I am disappointed to hear that the Yonkers Inspector General refuses to take any action in response to the Westchester County District Attorney‘s referral to investigate allegations of nepotism regarding the appointment of Mayor Spano’s family members to positions in city government.

One of the most important institutional and basic roles of an inspector general (IG) is to investigate allegations of wrongdoing in government. The allegation that the mayor may have abused his power in the appointment of his family members to city jobs, clearly falls under the IG’s jurisdiction. The public has a right to know the truth, and the IG should conduct an investigation.

In 2005, when I was the Yonkers IG, there were newspaper reports that the superintendent of schools abused his power by appointing his daughter’s fiancé to the position of provisional senior accountant. Accordingly, the IG’s office conducted a fact-finding investigation. We did not serve as prosecutors; we simply determined the facts surrounding the appointment and issued a detailed public report. Our investigation established that the allegations of nepotism were true, and that the superintendent and school district’s chief financial officer lied about the appointment. As a result, both resigned from their positions after pleading guilty to perjury charges brought by the Westchester District Attorney.

A copy of our 2005 report is available here:

The job of the inspector general is to hold the government to account.
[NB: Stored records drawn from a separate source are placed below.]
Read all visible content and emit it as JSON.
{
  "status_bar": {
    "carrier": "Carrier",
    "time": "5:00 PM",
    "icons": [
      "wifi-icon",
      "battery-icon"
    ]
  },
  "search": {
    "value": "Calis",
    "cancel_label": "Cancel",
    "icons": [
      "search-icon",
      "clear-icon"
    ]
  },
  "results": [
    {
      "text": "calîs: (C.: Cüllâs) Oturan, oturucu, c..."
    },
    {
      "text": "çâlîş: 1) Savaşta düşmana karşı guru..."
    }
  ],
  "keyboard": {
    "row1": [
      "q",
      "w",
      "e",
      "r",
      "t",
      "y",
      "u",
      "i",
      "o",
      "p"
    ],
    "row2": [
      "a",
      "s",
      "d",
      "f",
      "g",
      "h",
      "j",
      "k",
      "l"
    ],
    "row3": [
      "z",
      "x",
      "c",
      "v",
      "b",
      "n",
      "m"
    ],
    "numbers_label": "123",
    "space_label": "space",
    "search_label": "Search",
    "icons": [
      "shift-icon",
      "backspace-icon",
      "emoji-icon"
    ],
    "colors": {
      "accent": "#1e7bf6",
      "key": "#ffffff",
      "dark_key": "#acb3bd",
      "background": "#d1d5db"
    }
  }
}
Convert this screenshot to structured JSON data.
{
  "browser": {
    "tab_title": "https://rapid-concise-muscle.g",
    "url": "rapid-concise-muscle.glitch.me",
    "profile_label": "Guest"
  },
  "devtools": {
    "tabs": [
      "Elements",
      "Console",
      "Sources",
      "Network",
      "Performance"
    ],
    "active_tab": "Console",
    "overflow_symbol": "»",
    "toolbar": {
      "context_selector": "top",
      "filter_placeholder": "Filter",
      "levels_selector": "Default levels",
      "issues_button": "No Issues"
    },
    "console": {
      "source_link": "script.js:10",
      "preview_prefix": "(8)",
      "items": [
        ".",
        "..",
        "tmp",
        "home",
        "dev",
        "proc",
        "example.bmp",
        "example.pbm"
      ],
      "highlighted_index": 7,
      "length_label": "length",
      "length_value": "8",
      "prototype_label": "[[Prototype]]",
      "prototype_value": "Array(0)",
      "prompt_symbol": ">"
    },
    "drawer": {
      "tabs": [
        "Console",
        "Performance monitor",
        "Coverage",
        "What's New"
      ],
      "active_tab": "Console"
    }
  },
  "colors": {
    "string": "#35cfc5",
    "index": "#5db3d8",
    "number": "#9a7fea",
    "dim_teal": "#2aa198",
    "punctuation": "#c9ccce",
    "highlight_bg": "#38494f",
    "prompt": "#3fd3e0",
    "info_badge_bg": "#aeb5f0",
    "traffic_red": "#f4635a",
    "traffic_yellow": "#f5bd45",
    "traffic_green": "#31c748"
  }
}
By refusing to conduct an investigation into the mayor’s alleged nepotism, IG Liam McLaughlin is abdicating his duty to the public. His statement that “I have knowledge of the civil service law, and among the parties involved, I see no ethical violations,” is meaningless without appropriate fact-finding and analysis, which is incorporated into a published report.

Tellingly, Mr. McLaughlin has not issued a public investigative report in his three years in office. An inspector general should be a watchdog for the taxpayers, not a lapdog for the mayor. It’s time for the Yonkers IG to earn his salary and do his job.

Phil Zisman was the first inspector general in the City of Yonkers serving from 1998 to 2010, and was the Director of the Association of Inspectors General. He briefly served on the Yonkers Board of Ethics, appointed by Mayor Mike Spano.